Mike Skordeles, head of U.S. economics at Truist Advisory Services, emphasized the importance of uncertainty in the current economic climate. The war has raised significant questions about the sustainability of the current inflation surge, the resilience of consumer spending, and the vulnerability of less energy-independent nations to the war’s aftermath. Additionally, the response of central banks, particularly the Federal Reserve, will play a crucial role in shaping economic outcomes.
One of the most immediate impacts of the conflict is the spike in energy prices, leading to higher costs at the pump. With the national average gas price reaching $4.10 per gallon, consumers are already feeling the strain. The rise in mortgage rates has also contributed to a slowdown in the housing market, with existing home sales hitting a nine-month low in March.
Despite these challenges, consumer spending has shown resilience, with debit and credit card spending experiencing a significant increase in March. Notably, spending at gas stations surged by 16.5%, indicating that consumers are still willing to spend despite rising costs. Moreover, tax refund checks have provided additional support to consumer wallets, with the average refund amount increasing by 11.1% compared to the previous year.
However, consumer sentiment remains low, with the University of Michigan survey reporting record-low numbers. While low sentiment can sometimes be disconnected from actual consumer behavior, economists like David Kelly from JPMorgan Asset Management expect real consumer spending to continue growing gradually over the coming years.
The trajectory of oil prices remains a key factor in determining the economic impact of the war. Joseph Brusuelas, chief economist at RSM, highlighted the $125 per barrel threshold for West Texas Intermediate crude as a critical point where economic challenges could escalate. As oil prices hover around $91 per barrel, the extent of damage to production and refining capacity in the Middle East will also influence economic outcomes.
Overall, economists anticipate slower growth but not a major breakdown as a result of the war. Goldman Sachs recently revised its GDP forecast for the year, projecting 2% growth from the fourth quarter of 2026 to the fourth quarter of 2027. The Federal Reserve is expected to respond with multiple interest rate cuts later in the year to address weakening economic activity and rising unemployment rates.
In conclusion, the Iran war is beginning to leave its mark on the U.S. economy, with rising energy costs and uncertainty weighing on growth prospects. The duration of the conflict and the response of central banks will be crucial in shaping the economic landscape in the months ahead. In March, Federal Reserve officials considered the possibility of reducing rates to support a slowing labor market.
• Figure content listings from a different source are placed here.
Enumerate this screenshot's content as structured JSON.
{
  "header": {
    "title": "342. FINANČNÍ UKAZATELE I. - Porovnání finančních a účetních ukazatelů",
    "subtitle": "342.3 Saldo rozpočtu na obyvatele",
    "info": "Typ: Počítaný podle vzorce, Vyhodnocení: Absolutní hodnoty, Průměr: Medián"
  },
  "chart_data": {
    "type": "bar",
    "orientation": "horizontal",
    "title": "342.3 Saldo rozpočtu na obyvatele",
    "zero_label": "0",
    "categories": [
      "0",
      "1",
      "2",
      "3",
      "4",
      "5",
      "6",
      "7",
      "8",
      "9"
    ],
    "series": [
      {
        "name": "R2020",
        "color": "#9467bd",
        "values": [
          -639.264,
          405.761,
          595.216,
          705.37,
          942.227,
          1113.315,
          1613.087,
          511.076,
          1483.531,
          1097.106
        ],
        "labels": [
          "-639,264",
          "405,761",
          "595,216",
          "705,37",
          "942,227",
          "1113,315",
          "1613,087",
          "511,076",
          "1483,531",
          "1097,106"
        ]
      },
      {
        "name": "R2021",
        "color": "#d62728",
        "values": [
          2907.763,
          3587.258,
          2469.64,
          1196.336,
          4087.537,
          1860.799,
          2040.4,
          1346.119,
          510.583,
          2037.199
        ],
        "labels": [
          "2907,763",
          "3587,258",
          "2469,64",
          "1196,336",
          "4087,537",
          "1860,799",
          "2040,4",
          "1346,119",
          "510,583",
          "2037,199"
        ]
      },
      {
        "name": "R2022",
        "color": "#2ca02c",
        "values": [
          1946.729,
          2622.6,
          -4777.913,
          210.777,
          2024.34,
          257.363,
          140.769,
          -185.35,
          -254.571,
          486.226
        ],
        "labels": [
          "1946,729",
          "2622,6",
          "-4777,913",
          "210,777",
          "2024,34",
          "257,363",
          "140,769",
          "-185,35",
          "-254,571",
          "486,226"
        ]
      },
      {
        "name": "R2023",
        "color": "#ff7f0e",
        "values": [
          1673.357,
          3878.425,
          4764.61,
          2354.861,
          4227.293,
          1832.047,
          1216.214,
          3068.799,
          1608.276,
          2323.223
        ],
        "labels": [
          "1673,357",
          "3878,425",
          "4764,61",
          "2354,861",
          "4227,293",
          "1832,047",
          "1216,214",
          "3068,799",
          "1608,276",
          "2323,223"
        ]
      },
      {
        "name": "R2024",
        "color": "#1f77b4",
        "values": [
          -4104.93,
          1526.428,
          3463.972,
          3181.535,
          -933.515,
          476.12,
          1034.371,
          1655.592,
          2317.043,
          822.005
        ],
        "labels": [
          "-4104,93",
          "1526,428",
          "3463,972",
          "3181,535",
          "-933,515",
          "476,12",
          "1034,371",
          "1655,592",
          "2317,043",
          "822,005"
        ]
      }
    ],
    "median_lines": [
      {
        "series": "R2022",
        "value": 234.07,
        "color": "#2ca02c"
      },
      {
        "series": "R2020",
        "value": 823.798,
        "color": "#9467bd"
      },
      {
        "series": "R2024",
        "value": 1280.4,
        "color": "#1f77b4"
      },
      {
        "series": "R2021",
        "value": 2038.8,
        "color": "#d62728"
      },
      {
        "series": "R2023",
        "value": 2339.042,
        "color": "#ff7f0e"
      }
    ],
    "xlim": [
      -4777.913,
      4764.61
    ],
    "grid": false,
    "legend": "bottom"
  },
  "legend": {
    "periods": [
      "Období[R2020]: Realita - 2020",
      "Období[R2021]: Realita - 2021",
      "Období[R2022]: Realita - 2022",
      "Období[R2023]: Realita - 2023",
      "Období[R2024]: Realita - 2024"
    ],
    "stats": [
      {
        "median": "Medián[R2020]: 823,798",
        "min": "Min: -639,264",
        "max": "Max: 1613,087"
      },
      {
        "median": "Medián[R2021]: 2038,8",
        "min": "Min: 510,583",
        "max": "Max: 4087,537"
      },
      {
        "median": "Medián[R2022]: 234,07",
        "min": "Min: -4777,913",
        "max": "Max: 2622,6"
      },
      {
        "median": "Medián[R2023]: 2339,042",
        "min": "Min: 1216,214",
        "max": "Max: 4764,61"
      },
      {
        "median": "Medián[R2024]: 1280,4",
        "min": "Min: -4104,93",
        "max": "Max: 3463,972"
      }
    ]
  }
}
The expectation was that the central bank would continue to lower rates, but one reduction was penciled in for the near future. However, there are several obstacles standing in the Fed’s way, with the most prominent being inflation.
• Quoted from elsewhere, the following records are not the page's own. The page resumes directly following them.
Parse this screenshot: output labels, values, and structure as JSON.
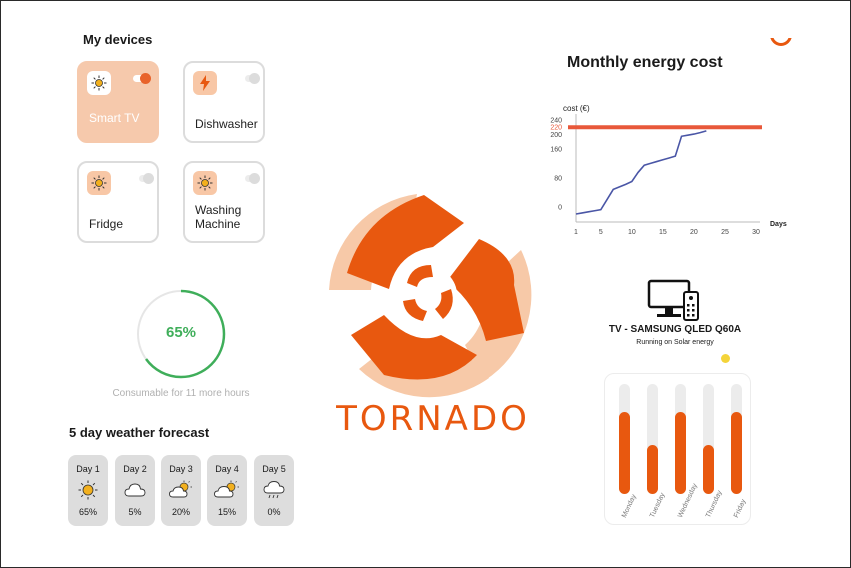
{
  "devices": {
    "title": "My devices",
    "items": [
      {
        "label": "Smart TV",
        "icon": "sun-icon",
        "active": true
      },
      {
        "label": "Dishwasher",
        "icon": "bolt-icon",
        "active": false
      },
      {
        "label": "Fridge",
        "icon": "sun-icon",
        "active": false
      },
      {
        "label": "Washing Machine",
        "icon": "sun-icon",
        "active": false
      }
    ]
  },
  "battery": {
    "percent_label": "65%",
    "level": 0.65,
    "caption": "Consumable for 11 more hours"
  },
  "weather": {
    "title": "5 day weather forecast",
    "days": [
      {
        "day": "Day 1",
        "pct": "65%",
        "icon": "sun-icon"
      },
      {
        "day": "Day 2",
        "pct": "5%",
        "icon": "cloud-icon"
      },
      {
        "day": "Day 3",
        "pct": "20%",
        "icon": "partly-cloudy-icon"
      },
      {
        "day": "Day 4",
        "pct": "15%",
        "icon": "partly-cloudy-icon"
      },
      {
        "day": "Day 5",
        "pct": "0%",
        "icon": "rain-cloud-icon"
      }
    ]
  },
  "brand": {
    "name": "TORNADO",
    "color": "#e8580f",
    "light_color": "#f7c9a8"
  },
  "chart_data": {
    "type": "line",
    "title": "Monthly energy cost",
    "ylabel": "cost (€)",
    "xlabel": "Days",
    "xticks": [
      "1",
      "5",
      "10",
      "15",
      "20",
      "25",
      "30"
    ],
    "yticks": [
      "0",
      "80",
      "160",
      "200",
      "240"
    ],
    "threshold": 220,
    "threshold_label": "220",
    "threshold_color": "#e8583a",
    "line_color": "#4a56a6",
    "series": [
      {
        "x": [
          1,
          2,
          3,
          4,
          5,
          6,
          7,
          8,
          9,
          10,
          11,
          12,
          13,
          14,
          15,
          16,
          17,
          18,
          19,
          20,
          21,
          22
        ],
        "y": [
          -20,
          -17,
          -14,
          -11,
          -8,
          20,
          48,
          55,
          62,
          70,
          95,
          115,
          120,
          125,
          130,
          135,
          140,
          195,
          198,
          201,
          205,
          210
        ]
      }
    ]
  },
  "tv": {
    "name": "TV - SAMSUNG QLED Q60A",
    "status": "Running on Solar energy",
    "icon": "tv-remote-icon"
  },
  "usage": {
    "days": [
      "Monday",
      "Tuesday",
      "Wednesday",
      "Thursday",
      "Friday"
    ],
    "values": [
      0.75,
      0.45,
      0.75,
      0.45,
      0.75
    ]
  }
}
The current inflation data reveals a mixed impact of the ongoing war. Headline inflation has surged, with the consumer price index for all items rising by 0.9% in March, leading to an annual inflation rate of 3.3%. When excluding food and energy, the monthly increase was only 0.2%, with the annual core level at 2.6% – still above the Fed’s target of 2%.
Similarly, the producer price index showed an acceleration of 0.5% on headline inflation, but only 0.1% for core inflation. The New York Fed’s consumer survey reported one-year inflation expectations at 3.4% in March, which is up by 0.4 percentage points from the previous month.
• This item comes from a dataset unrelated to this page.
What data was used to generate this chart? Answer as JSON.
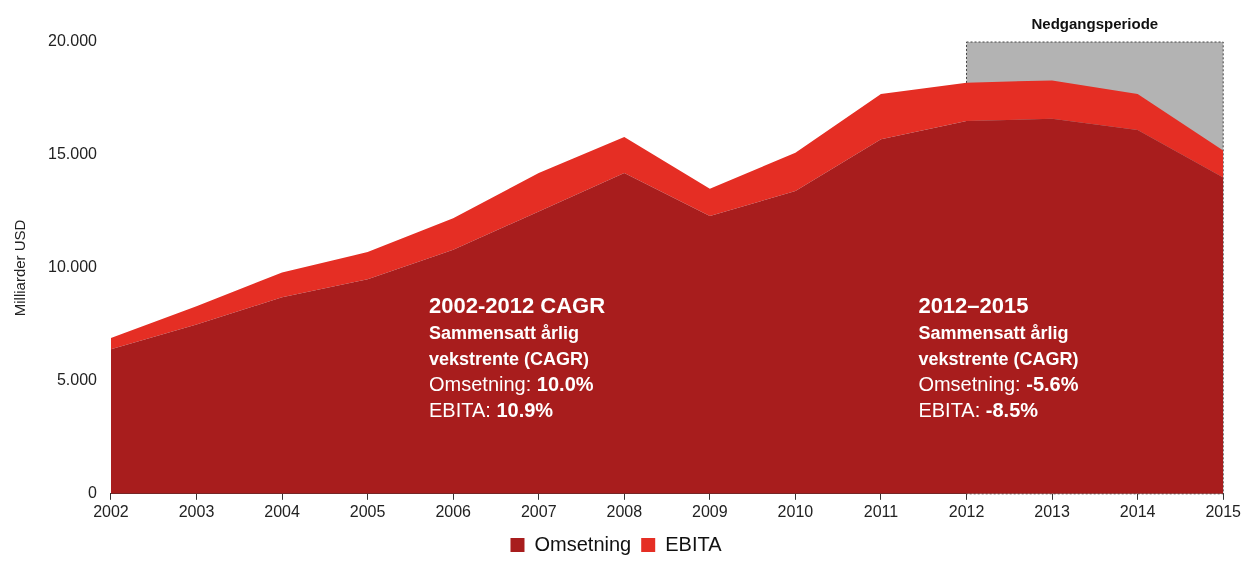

The impact of inflation is not limited to the U.S. alone. The war has disrupted global supply chains, particularly affecting Europe and Asia, which heavily rely on Middle East fuel sources. The New York Fed’s Global Supply Chain Pressure Index reached its highest level since January 2023 in March, indicating potential challenges ahead.
Despite the uncertainties surrounding inflation and global supply chains, economists believe that the impact on the U.S. economy may be limited. Energy costs, while increasing, are still relatively cheaper compared to previous decades. The overall sentiment is that the economy will navigate through these challenges, albeit with some impact on growth.
As the Fed continues to monitor inflation and global developments, the path forward remains uncertain. The ongoing war and its repercussions on supply chains and energy prices could have far-reaching implications, but the resilience of the U.S. economy may help mitigate some of these risks. It is essential for policymakers to remain vigilant and prepared to take necessary actions to support economic stability in the face of these challenges.